手首を柔らかく返しながら、細片を一枚ずつ鍋に落とすたび、熱い湯気が立ち上り、香ばしさと干し肉特有の旨味がほのかに漂った。
材料は湯と馴染みながら、色や香りを少しずつ鍋に溶け合せ、静かに深い旨味が立ち上り始める。
湯の中で干し豆や穀物、野菜が互いに絡み合い、香りがまろやかにまとまる様子が見て取れた。
仕上げに、少量の香辛料をそっと振りかける。
スパイスの香りは控えめに漂い、森で採れた素材の野生的な香りを和らげつつ、湯気に混ざって食欲をじんわり刺激する。

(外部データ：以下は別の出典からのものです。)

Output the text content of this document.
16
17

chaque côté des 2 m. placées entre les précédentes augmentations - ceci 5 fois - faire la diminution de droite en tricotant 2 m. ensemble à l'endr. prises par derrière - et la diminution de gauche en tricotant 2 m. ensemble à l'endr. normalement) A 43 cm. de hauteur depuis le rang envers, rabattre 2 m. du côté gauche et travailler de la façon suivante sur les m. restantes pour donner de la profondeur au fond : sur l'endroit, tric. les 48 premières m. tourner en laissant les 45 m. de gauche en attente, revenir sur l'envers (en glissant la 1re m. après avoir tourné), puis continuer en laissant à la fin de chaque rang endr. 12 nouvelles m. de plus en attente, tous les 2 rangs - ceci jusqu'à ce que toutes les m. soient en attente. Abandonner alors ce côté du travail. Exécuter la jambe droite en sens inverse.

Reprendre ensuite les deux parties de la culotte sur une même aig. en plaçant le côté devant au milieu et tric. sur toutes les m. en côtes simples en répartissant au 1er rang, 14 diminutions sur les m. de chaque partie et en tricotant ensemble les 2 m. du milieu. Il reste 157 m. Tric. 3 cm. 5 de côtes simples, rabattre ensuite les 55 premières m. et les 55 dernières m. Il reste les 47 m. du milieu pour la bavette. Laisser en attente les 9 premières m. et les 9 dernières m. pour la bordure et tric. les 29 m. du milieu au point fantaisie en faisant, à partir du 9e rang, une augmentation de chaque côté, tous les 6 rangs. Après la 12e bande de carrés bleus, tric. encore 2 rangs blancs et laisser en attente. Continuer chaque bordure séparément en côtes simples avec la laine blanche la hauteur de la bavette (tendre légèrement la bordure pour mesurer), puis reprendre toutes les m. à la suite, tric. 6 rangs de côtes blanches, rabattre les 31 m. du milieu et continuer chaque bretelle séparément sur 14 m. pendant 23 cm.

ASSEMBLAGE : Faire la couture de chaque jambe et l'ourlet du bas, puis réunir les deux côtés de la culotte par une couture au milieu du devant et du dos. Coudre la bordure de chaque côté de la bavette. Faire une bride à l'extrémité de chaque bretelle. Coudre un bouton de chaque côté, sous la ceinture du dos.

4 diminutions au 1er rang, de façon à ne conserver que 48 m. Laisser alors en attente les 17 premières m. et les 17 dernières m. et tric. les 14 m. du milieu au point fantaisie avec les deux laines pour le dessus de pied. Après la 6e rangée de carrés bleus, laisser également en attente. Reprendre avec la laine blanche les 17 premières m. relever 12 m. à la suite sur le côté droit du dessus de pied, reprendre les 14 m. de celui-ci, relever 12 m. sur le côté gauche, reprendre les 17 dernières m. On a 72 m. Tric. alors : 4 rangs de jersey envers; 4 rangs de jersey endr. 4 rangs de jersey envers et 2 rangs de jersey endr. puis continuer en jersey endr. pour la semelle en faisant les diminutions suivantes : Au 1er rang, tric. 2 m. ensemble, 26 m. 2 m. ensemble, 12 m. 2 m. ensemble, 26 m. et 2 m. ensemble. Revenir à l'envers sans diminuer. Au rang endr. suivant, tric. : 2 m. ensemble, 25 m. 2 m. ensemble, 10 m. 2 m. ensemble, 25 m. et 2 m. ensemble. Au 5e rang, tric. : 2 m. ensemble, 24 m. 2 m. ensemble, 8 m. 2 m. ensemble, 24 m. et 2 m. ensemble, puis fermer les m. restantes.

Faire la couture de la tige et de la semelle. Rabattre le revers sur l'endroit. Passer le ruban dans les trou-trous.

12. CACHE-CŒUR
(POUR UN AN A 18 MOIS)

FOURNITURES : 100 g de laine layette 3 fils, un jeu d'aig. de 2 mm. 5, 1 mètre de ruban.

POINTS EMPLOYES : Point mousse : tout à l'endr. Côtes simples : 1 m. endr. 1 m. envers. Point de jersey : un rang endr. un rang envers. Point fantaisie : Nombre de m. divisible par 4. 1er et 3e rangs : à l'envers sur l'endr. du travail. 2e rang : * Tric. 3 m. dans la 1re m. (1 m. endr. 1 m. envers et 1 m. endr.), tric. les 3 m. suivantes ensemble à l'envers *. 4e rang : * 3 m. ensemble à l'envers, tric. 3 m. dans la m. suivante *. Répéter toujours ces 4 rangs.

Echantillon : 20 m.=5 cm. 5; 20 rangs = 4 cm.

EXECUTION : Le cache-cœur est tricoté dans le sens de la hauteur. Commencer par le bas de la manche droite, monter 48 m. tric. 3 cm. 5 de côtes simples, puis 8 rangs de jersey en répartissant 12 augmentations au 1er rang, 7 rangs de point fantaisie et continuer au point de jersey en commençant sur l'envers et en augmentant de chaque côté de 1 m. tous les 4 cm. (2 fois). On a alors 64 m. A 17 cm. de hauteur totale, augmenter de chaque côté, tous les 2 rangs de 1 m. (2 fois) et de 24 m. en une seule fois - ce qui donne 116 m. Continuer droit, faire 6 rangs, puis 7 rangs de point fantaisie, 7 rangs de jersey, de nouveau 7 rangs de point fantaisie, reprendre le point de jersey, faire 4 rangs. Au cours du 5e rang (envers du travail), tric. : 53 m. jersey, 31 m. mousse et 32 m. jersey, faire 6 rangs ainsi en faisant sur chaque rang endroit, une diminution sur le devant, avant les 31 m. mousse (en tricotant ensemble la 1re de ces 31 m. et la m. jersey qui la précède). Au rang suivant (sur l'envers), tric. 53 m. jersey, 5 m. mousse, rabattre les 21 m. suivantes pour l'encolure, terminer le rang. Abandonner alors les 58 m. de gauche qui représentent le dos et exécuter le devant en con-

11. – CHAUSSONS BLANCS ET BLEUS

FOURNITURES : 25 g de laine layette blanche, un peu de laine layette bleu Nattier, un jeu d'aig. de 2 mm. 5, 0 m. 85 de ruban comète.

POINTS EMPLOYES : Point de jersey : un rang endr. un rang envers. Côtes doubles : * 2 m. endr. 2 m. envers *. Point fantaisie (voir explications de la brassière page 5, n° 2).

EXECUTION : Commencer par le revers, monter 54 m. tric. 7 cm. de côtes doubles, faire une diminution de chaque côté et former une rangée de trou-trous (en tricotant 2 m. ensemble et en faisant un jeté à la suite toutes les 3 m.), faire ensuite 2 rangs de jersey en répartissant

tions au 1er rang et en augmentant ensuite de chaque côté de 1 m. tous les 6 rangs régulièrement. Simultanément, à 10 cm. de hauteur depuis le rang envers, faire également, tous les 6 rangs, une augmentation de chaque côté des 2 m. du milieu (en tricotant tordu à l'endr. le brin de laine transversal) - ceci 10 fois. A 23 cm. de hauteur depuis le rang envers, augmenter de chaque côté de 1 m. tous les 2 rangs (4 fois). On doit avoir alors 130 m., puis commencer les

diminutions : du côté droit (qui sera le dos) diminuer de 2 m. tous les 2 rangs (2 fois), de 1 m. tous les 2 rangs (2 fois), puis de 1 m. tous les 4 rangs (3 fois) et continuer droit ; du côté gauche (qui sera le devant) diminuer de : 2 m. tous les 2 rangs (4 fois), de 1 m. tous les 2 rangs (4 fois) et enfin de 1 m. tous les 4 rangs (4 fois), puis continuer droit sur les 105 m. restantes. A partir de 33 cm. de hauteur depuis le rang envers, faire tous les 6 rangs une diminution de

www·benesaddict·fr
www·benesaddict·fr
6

鍋の中で材料が軽く踊るのを確認しながら、ゼフィは次に入れるものの順番を独りごちるように確かめた。
鍋の中からは、森と市場で得た食材が溶け合う香りが立ち上った。
それぞれの器に盛り付けると、ゼフィは手をかざし、シロの器だけ静かに温度を落ち着かせた。
揺らめく汁は徐々に穏やかさを増し、指先に触れると人肌のぬくもりに近いほどに落ち着いた。
「これで大丈夫ですか?」
ゼフィがそっと尋ねると、シロは鼻先で器を軽く突き、しっぽをゆっくり振って応えた。
満足の意志を示すその仕草に、ゼフィは微笑み、二人とシロも加えて声を揃え「いただきます」と言った。
器を手に取り、湯気をそっと吹いてから口に含む。
しばし黙して味わったのち、モンドは焚き火の炎を見つめたまま、低くつぶやいた。
「……悪くねぇ」
その短い感想に、ゼフィは何も言わず、ただ口元に静かな笑みを浮かべた。
二人の間に流れる沈黙は、どこか温かさを帯びていた。
その時、不意に森の奥がほの白く揺らめいた。
淡い光がいくつも浮かび、枝葉の間を漂いながら近づいてくる。
モンドは匙を止め、目を細める。
「……この森には幻燐が出るんだな」
ゼフィは視線を追いながら、器をそっと置いた。
「野宿も久しぶりですから……余計に貴重に思えますね」
時折、数匹の幻燐が野営地に近づいてくる。
だが火の明かりに触れる距離になると、なぜか掻き消えるように姿を失った。
その不思議な挙動に、二人は思わず目を奪われる。
淡い光は木々の隙間を抜け、浮かんでは消え、また現れては漂っていく。
焚き火の明かりから少し離れ、モンドは森の方へ歩み寄った。
それを察したシロが低く喉を鳴らすが、彼は気にも留めず足を進める。
ふわりと漂い寄った幻燐が目の前に浮かぶと、モンドは両の掌をそっと差し伸べ、包み込むように閉じた。
ゼフィのそばまで戻ると、彼は静かに手を開く。
だがそこには、光の粒ひとつ残ってはいなかった。
「まったく、世の中には不思議な事ばかりだ」
肩をすくめるように呟き、焚き火の傍に腰を下ろす。
やがて、旅の記録を手記に記す。
――本日の市、賑わいの中にて得し糧を煮炊きし、味わいは素直にして深し。
その香ばしさ、かすかに懐旧の情を誘う。
また幻燐というもの、夜の森に淡き光を放ち、近づけば忽ちに掻き消えぬ。
世の理の外にありながら、ただ静かに在るさま、幽かにして、心を奪うに足る。
焚き火の残心と幻燐の余光――その淡い揺らめきに包まれ、二人はしばし沈黙のまま夜を過ごした。